Damn you, John Ringo! You did it to us again! You created another unique, totally believable character with a presence so strong that even you described writing the book as taking dictation. The Last Centurion is definitely going on my recommended reading list. It's really a good book, but very unique in plot and structure.
Call it the blog from the future.
Bandit Six (or Bandit) is an army officer who decides to write his memoirs in a sort-of blog format. There’s no direct dialogue in this novel, only compressed and rendered in its gist. There’s little to no setting description, character description, or really much description of any kind. It’s a story, told simply by the man who lived it and led his soldiers through it. Told complete with “wife edits” whenever the character’s wife has something in particular to add. Usually explaining something the narrator leaves out (either through modesty, which doesn’t seem likely, or through Bandit Six not thinking what he’s left out is important), but sometimes commenting on an event or something in the narrative (“Wife edit: So that’s where that Ming vase came from!”).
The story itself is one that I think fits Ringo in with Heinlein as a visionary. Many of the things that happen in this book—from natural disasters to human caused—could easily happen.

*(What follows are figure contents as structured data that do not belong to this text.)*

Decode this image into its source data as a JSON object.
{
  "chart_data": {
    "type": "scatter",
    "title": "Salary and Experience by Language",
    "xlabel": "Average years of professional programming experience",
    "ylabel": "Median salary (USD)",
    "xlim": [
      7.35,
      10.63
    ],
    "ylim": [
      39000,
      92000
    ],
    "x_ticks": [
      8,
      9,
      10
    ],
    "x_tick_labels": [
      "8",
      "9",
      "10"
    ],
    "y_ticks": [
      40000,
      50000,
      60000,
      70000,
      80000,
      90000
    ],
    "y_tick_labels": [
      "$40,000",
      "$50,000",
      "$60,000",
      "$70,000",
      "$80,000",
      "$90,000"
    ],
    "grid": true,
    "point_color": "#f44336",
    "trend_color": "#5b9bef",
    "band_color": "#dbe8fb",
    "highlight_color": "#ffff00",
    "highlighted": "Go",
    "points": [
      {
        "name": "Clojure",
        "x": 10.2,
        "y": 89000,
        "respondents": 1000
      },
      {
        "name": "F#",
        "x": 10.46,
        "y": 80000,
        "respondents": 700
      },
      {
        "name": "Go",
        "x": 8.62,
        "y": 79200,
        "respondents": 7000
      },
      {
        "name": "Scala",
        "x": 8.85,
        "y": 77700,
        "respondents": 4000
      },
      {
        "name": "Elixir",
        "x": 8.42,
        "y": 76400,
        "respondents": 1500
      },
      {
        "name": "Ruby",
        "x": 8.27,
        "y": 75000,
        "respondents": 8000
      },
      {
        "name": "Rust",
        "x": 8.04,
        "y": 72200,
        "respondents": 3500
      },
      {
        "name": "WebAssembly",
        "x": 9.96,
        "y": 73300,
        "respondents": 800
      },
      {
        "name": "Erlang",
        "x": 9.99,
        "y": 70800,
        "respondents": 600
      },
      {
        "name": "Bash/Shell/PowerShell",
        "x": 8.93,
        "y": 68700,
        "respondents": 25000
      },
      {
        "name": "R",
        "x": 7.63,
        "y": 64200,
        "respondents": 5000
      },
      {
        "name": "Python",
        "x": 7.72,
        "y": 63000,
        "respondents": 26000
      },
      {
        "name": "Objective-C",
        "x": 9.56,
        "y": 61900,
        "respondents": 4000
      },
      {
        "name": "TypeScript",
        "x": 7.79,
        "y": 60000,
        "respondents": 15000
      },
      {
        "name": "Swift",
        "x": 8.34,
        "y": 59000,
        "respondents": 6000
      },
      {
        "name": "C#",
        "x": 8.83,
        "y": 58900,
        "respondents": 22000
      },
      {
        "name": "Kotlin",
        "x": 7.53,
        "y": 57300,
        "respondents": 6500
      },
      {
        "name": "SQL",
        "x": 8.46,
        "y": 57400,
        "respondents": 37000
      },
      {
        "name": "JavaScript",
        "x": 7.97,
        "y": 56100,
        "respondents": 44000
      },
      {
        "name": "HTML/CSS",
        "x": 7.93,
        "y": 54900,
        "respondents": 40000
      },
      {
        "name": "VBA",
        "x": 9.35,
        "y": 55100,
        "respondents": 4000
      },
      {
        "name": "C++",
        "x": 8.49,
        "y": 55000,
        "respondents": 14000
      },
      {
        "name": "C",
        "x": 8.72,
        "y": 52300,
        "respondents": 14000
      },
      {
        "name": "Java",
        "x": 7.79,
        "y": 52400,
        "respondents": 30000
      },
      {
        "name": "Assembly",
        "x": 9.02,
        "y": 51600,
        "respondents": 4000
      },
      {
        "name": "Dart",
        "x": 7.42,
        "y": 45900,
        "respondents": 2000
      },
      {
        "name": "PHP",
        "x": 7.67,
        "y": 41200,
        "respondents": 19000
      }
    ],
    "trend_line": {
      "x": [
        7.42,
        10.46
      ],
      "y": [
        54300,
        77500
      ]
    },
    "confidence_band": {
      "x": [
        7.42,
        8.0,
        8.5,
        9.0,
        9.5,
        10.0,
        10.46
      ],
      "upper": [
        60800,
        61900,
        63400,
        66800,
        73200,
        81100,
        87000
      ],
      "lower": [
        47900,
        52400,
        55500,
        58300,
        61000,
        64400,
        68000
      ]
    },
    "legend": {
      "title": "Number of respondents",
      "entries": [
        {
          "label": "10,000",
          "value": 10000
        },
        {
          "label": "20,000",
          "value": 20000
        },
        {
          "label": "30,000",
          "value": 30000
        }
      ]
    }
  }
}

First among the natural disasters, we have a mutated, human-to-human transmissible bird flu creating a pandemic. Starts (where else) in China. Spreads extremely quickly. Has a very high fatality rate, but not in the typical demographics that usually die from the flu. Bandit Six describes India as losing population equal to the entire pre-pandemic population of the United States among its very rich and very poor alone. Worldwide, he estimates something between a one-third and two-thirds fatality rate, depending on region, medical treatment available, and cultural causes that have more to do with responses to the disease than the disease itself.

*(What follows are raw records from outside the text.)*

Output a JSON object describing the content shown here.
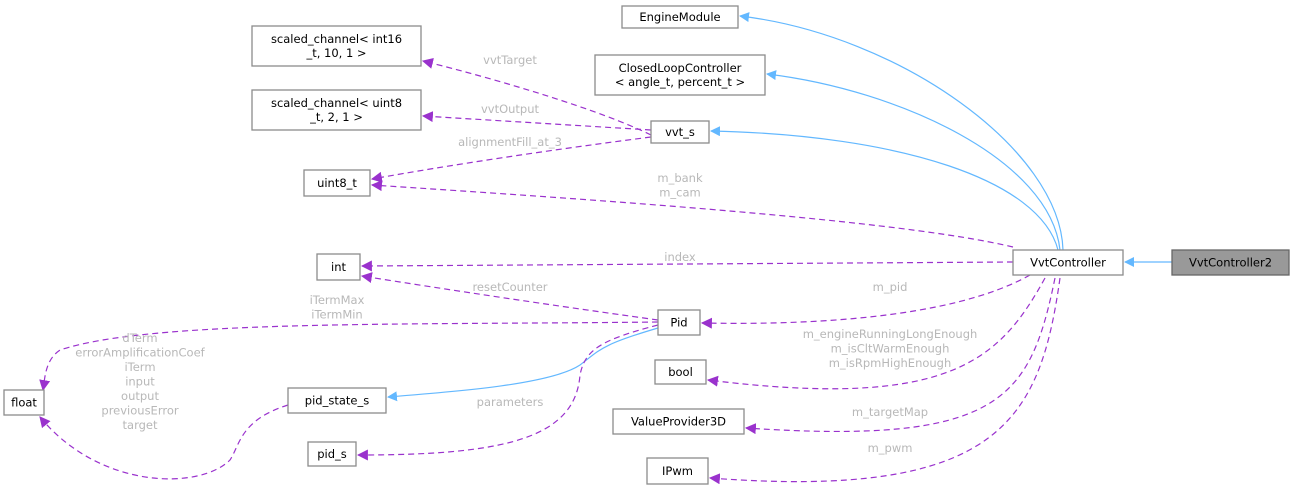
{
  "diagram": {
    "colors": {
      "inheritance": "#63b8ff",
      "usage": "#9a32cd",
      "current_node": "#999999",
      "label": "#b8b8b8"
    },
    "nodes": {
      "EngineModule": [
        "EngineModule"
      ],
      "ClosedLoopController": [
        "ClosedLoopController",
        "< angle_t, percent_t >"
      ],
      "sc_int16": [
        "scaled_channel< int16",
        "_t, 10, 1 >"
      ],
      "sc_uint8": [
        "scaled_channel< uint8",
        "_t, 2, 1 >"
      ],
      "vvt_s": [
        "vvt_s"
      ],
      "uint8_t": [
        "uint8_t"
      ],
      "int": [
        "int"
      ],
      "VvtController": [
        "VvtController"
      ],
      "VvtController2": [
        "VvtController2"
      ],
      "Pid": [
        "Pid"
      ],
      "float": [
        "float"
      ],
      "pid_state_s": [
        "pid_state_s"
      ],
      "bool": [
        "bool"
      ],
      "pid_s": [
        "pid_s"
      ],
      "ValueProvider3D": [
        "ValueProvider3D"
      ],
      "IPwm": [
        "IPwm"
      ]
    },
    "edges": [
      {
        "from": "VvtController",
        "to": "EngineModule",
        "kind": "inheritance",
        "labels": []
      },
      {
        "from": "VvtController",
        "to": "ClosedLoopController",
        "kind": "inheritance",
        "labels": []
      },
      {
        "from": "VvtController",
        "to": "vvt_s",
        "kind": "inheritance",
        "labels": []
      },
      {
        "from": "VvtController2",
        "to": "VvtController",
        "kind": "inheritance",
        "labels": []
      },
      {
        "from": "Pid",
        "to": "pid_state_s",
        "kind": "inheritance",
        "labels": []
      },
      {
        "from": "vvt_s",
        "to": "sc_int16",
        "kind": "usage",
        "labels": [
          "vvtTarget"
        ]
      },
      {
        "from": "vvt_s",
        "to": "sc_uint8",
        "kind": "usage",
        "labels": [
          "vvtOutput"
        ]
      },
      {
        "from": "vvt_s",
        "to": "uint8_t",
        "kind": "usage",
        "labels": [
          "alignmentFill_at_3"
        ]
      },
      {
        "from": "VvtController",
        "to": "uint8_t",
        "kind": "usage",
        "labels": [
          "m_bank",
          "m_cam"
        ]
      },
      {
        "from": "VvtController",
        "to": "int",
        "kind": "usage",
        "labels": [
          "index"
        ]
      },
      {
        "from": "Pid",
        "to": "int",
        "kind": "usage",
        "labels": [
          "resetCounter"
        ]
      },
      {
        "from": "Pid",
        "to": "float",
        "kind": "usage",
        "labels": [
          "iTermMax",
          "iTermMin"
        ]
      },
      {
        "from": "pid_state_s",
        "to": "float",
        "kind": "usage",
        "labels": [
          "dTerm",
          "errorAmplificationCoef",
          "iTerm",
          "input",
          "output",
          "previousError",
          "target"
        ]
      },
      {
        "from": "Pid",
        "to": "pid_s",
        "kind": "usage",
        "labels": [
          "parameters"
        ]
      },
      {
        "from": "VvtController",
        "to": "Pid",
        "kind": "usage",
        "labels": [
          "m_pid"
        ]
      },
      {
        "from": "VvtController",
        "to": "bool",
        "kind": "usage",
        "labels": [
          "m_engineRunningLongEnough",
          "m_isCltWarmEnough",
          "m_isRpmHighEnough"
        ]
      },
      {
        "from": "VvtController",
        "to": "ValueProvider3D",
        "kind": "usage",
        "labels": [
          "m_targetMap"
        ]
      },
      {
        "from": "VvtController",
        "to": "IPwm",
        "kind": "usage",
        "labels": [
          "m_pwm"
        ]
      }
    ],
    "current": "VvtController2"
  }
}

Second, we have global climate shift (cooling). We have, at one point in the novel, snow falling in the deserts in Iran and Iraq. Imagine what that does in the United States.
Now, on to the man-made disasters: first, we have a liberal president FUBARing an emergency response plan with requiring the vaccines to fight the pandemic only go to socialized medicine centers (a.k.a., county health departments). Many counties follow orders to the letter, and next to nobody gets the vaccine. Lots of people die. Others, like (surprisingly) New York City, distribute vaccines to all hospitals, and get all city/county employees involved in giving vaccines. People still die, but not nearly as many.

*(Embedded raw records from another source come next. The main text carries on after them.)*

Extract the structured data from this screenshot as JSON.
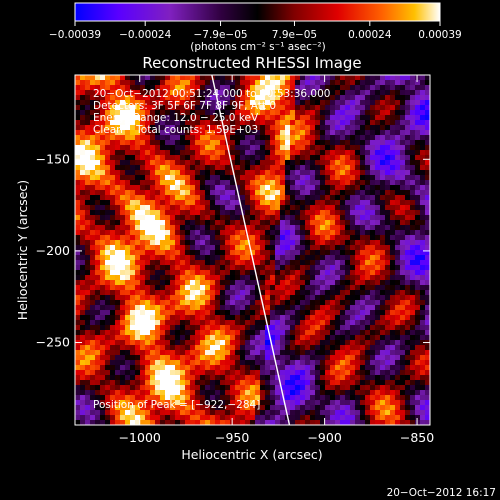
{
  "chart_data": {
    "type": "heatmap",
    "title": "Reconstructed RHESSI Image",
    "xlabel": "Heliocentric X (arcsec)",
    "ylabel": "Heliocentric Y (arcsec)",
    "xlim": [
      -1035,
      -843
    ],
    "ylim": [
      -295,
      -104
    ],
    "x_ticks": [
      -1000,
      -950,
      -900,
      -850
    ],
    "x_tick_labels": [
      "−1000",
      "−950",
      "−900",
      "−850"
    ],
    "y_ticks": [
      -150,
      -200,
      -250
    ],
    "y_tick_labels": [
      "−150",
      "−200",
      "−250"
    ],
    "colorbar": {
      "range": [
        -0.00039,
        0.00039
      ],
      "ticks": [
        -0.00039,
        -0.00024,
        -7.9e-05,
        7.9e-05,
        0.00024,
        0.00039
      ],
      "tick_labels": [
        "−0.00039",
        "−0.00024",
        "−7.9e−05",
        "7.9e−05",
        "0.00024",
        "0.00039"
      ],
      "unit_label": "(photons cm⁻² s⁻¹ asec⁻²)",
      "colors": [
        "#0000ff",
        "#5a00ff",
        "#8020c0",
        "#300040",
        "#000000",
        "#800000",
        "#e00000",
        "#ff6000",
        "#ffc000",
        "#ffffff"
      ]
    },
    "limb_line": {
      "x": [
        -961,
        -919
      ],
      "y": [
        -104,
        -295
      ]
    },
    "peak_position": [
      -922,
      -284
    ],
    "annotations": [
      "20−Oct−2012 00:51:24.000 to 00:53:36.000",
      "Detectors: 3F 5F 6F 7F 8F 9F, Att 0",
      "Energy Range: 12.0 − 25.0 keV",
      "Clean    Total counts: 1.59E+03",
      "Position of Peak = [−922,−284]"
    ]
  },
  "footer": {
    "timestamp": "20−Oct−2012 16:17"
  }
}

Second, we have said president nationalizing companies that collapse because of a 30-60% fatality rate from the flu (depending on the area). Many of the companies are starting to re-organize, and raise their prices according to the cost of doing business. Many aren’t able to afford goods. So, said liberal president nationalizes businesses that a) have lost their owners/ board of directors/etc., to the pandemic, or b) the president thinks that the company is trying to “price gouge” the survivors.
Then, we have said president “nationalize” farms, to make sure that there would be enough food. Some of the farms, yes, lost their owners to the pandemic, but some were selling for what the market would pay—price gouging. Said president handed the farms over to people who’d never farmed, and were “specialists” in organic farming, a method which wouldn’t feed even the reduced population.
This is all related by Bandit Six, who also relates his own unit’s version of Xenophon’s 10,000’s march home from Persia. His small unit is left in Iran, guarding a base that the rest of the larger base is rotated home to deal with the disasters in the United States. He helps stabilize the region by taking out the area bad guys with a booby-trapped ammo dump, and an all-afternoon and all-night battle, turns over the base and food to some of the refugees that live nearby, and march out of Iran, through Iraq, on their way to Turkey to be airlifted home.
The story, as I said, was very compelling, and felt real. Ringo deals with all sorts of issues, like epidemiology, global climate shift, capitalism vs. socialism, and what happens when the system breaks, either through gross incompetence of higher ups or social collapse from disaster.
Honestly, he strikes me as a visionary. Look up the topics I mention from the novel. Just Google them. You'll find them. You'll find professional journal articles beginning to be written about most of these topics, and suggesting the same things that Ringo's novel suggests as a possible future.
Update: Ringo's nuts! A visionary, but certifiably insane! Not only does Bandit Six have a website, but a myspace page!